Line protection with a shunt trip — what that means in a panel
This variant is configured for line protection (cable/feeder protection, not motor or generator), and it ships with a shunt trip release (STL) but no undervoltage release and no auxiliary switch. The shunt trip lets a remote PLC or emergency-stop circuit open the breaker electrically — useful when you need to kill a feeder from a control room or a safety relay without sending a technician to the panel. Dimensions are 248 mm tall, 138 mm wide, 110 mm deep — standard footprint for a 250 A frame in the SENTRON 3VA platform. It fits the same panel cutout and bus-bar spacing as the rest of the 3VA2 family, so swapping from a lower-rated frame or replacing an older 3VF doesn't require re-drilling the mounting plate.

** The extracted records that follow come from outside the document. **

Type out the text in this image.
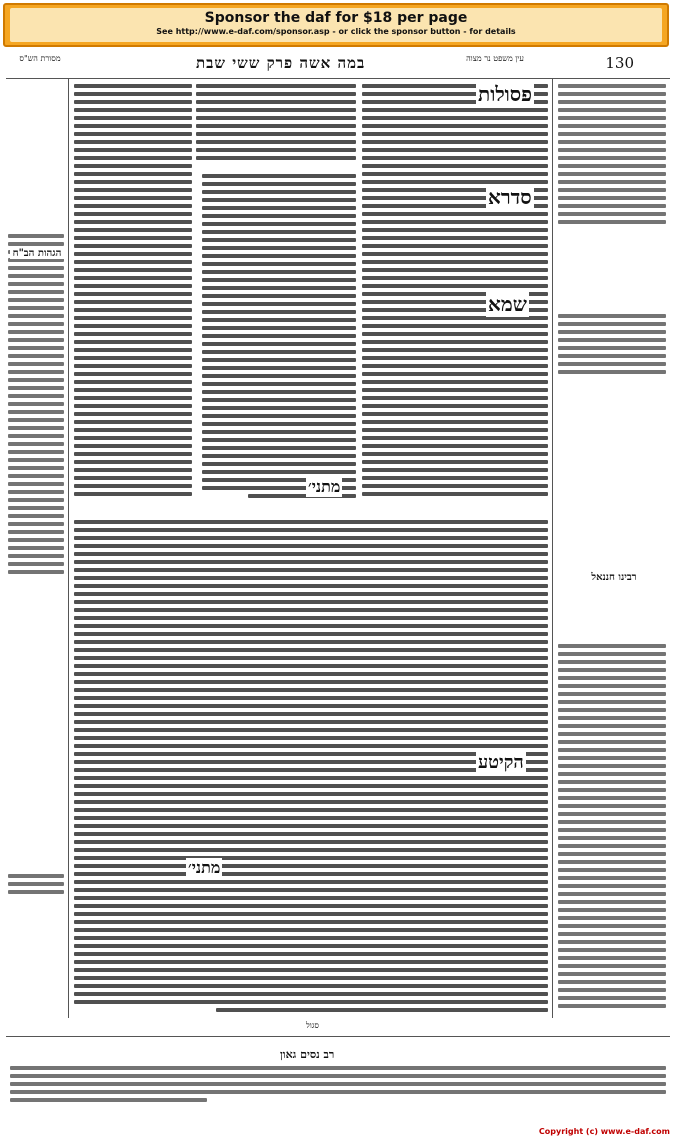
Sponsor the daf for $18 per page
See http://www.e-daf.com/sponsor.asp - or click the sponsor button - for details
מסורת הש"ס	במה אשה פרק ששי שבת	130
עין משפט נר מצוה
הגהות הב"ח
מתני׳
פסולות
סדרא
שמא
רבינו חננאל
הקיטע
מתני׳
סגול
רב נסים גאון
Copyright (c) www.e-daf.com
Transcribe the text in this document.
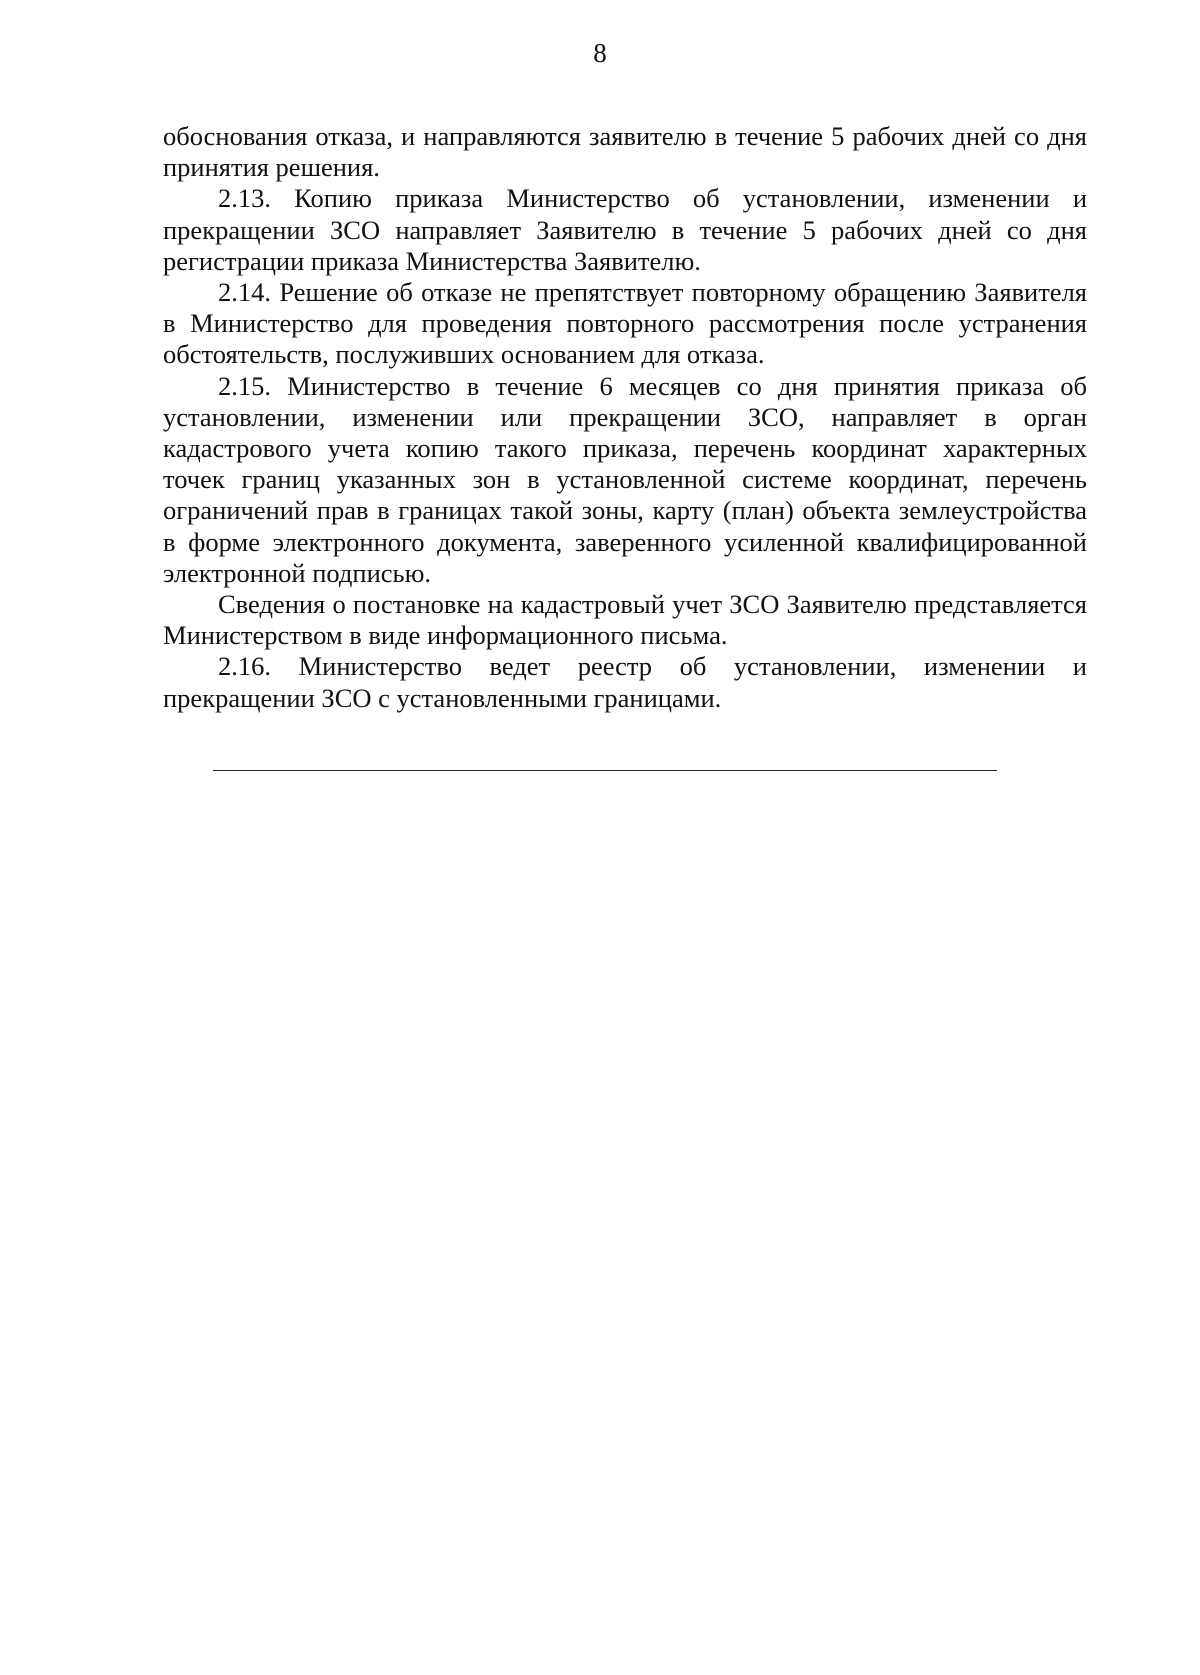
8

обоснования отказа, и направляются заявителю в течение 5 рабочих дней со дня принятия решения.

2.13. Копию приказа Министерство об установлении, изменении и прекращении ЗСО направляет Заявителю в течение 5 рабочих дней со дня регистрации приказа Министерства Заявителю.

2.14. Решение об отказе не препятствует повторному обращению Заявителя в Министерство для проведения повторного рассмотрения после устранения обстоятельств, послуживших основанием для отказа.

2.15. Министерство в течение 6 месяцев со дня принятия приказа об установлении, изменении или прекращении ЗСО, направляет в орган кадастрового учета копию такого приказа, перечень координат характерных точек границ указанных зон в установленной системе координат, перечень ограничений прав в границах такой зоны, карту (план) объекта землеустройства в форме электронного документа, заверенного усиленной квалифицированной электронной подписью.

Сведения о постановке на кадастровый учет ЗСО Заявителю представляется Министерством в виде информационного письма.

2.16. Министерство ведет реестр об установлении, изменении и прекращении ЗСО с установленными границами.
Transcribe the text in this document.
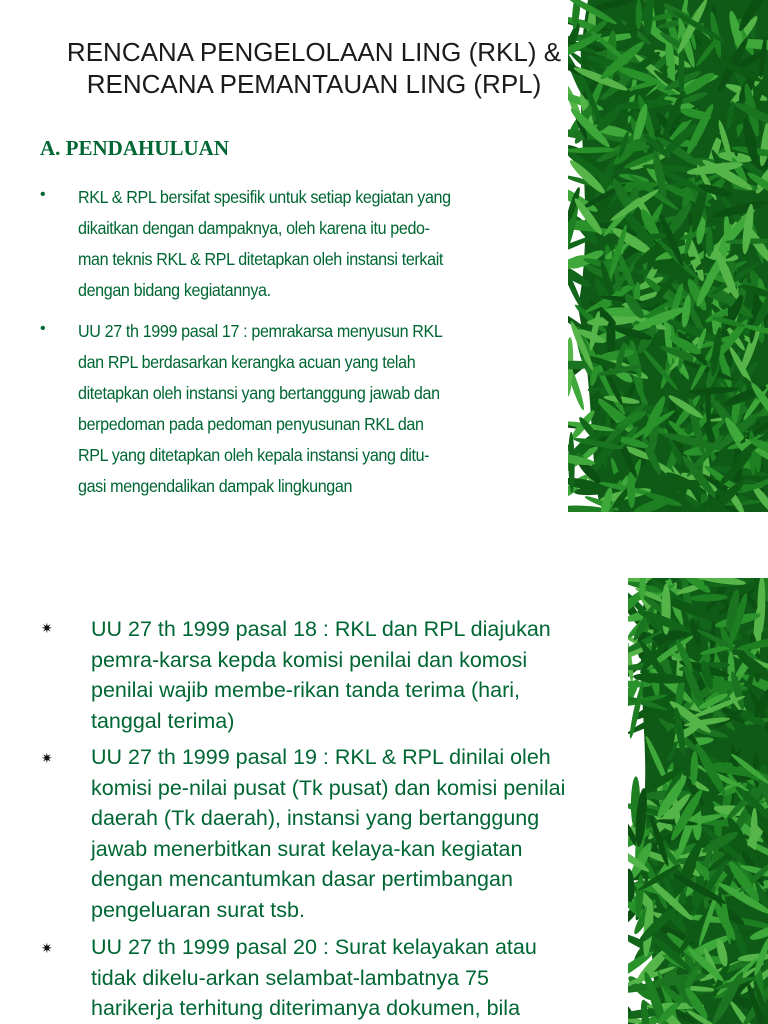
RENCANA PENGELOLAAN LING (RKL) &
RENCANA PEMANTAUAN LING (RPL)
A. PENDAHULUAN
• RKL & RPL bersifat spesifik untuk setiap kegiatan yang
dikaitkan dengan dampaknya, oleh karena itu pedo-
man teknis RKL & RPL ditetapkan oleh instansi terkait
dengan bidang kegiatannya.
• UU 27 th 1999 pasal 17 : pemrakarsa menyusun RKL
dan RPL berdasarkan kerangka acuan yang telah
ditetapkan oleh instansi yang bertanggung jawab dan
berpedoman pada pedoman penyusunan RKL dan
RPL yang ditetapkan oleh kepala instansi yang ditu-
gasi mengendalikan dampak lingkungan
✷ UU 27 th 1999 pasal 18 : RKL dan RPL diajukan
pemra-karsa kepda komisi penilai dan komosi
penilai wajib membe-rikan tanda terima (hari,
tanggal terima)
✷ UU 27 th 1999 pasal 19 : RKL & RPL dinilai oleh
komisi pe-nilai pusat (Tk pusat) dan komisi penilai
daerah (Tk daerah), instansi yang bertanggung
jawab menerbitkan surat kelaya-kan kegiatan
dengan mencantumkan dasar pertimbangan
pengeluaran surat tsb.
✷ UU 27 th 1999 pasal 20 : Surat kelayakan atau
tidak dikelu-arkan selambat-lambatnya 75
harikerja terhitung diterimanya dokumen, bila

What the ratings mean for your coordination study
The 250 A continuous rating at 70 °C ambient is unusual — most breakers start derating above 40 °C. Here the thermal-magnetic or electronic trip unit is sized so that at 70 °C the breaker still carries its full nameplate without nuisance tripping. For a panel that sits near a hot process or a VFD cabinet, that headroom matters more than a higher number that collapses when the panel door closes. Power loss at rated current is 37.5 W maximum — that's the heat the breaker dumps into the enclosure. For a multi-breaker lineup, add that per pole and check your enclosure's dissipation rating; at 250 A per breaker, three breakers side by side push over 110 W into the cabinet.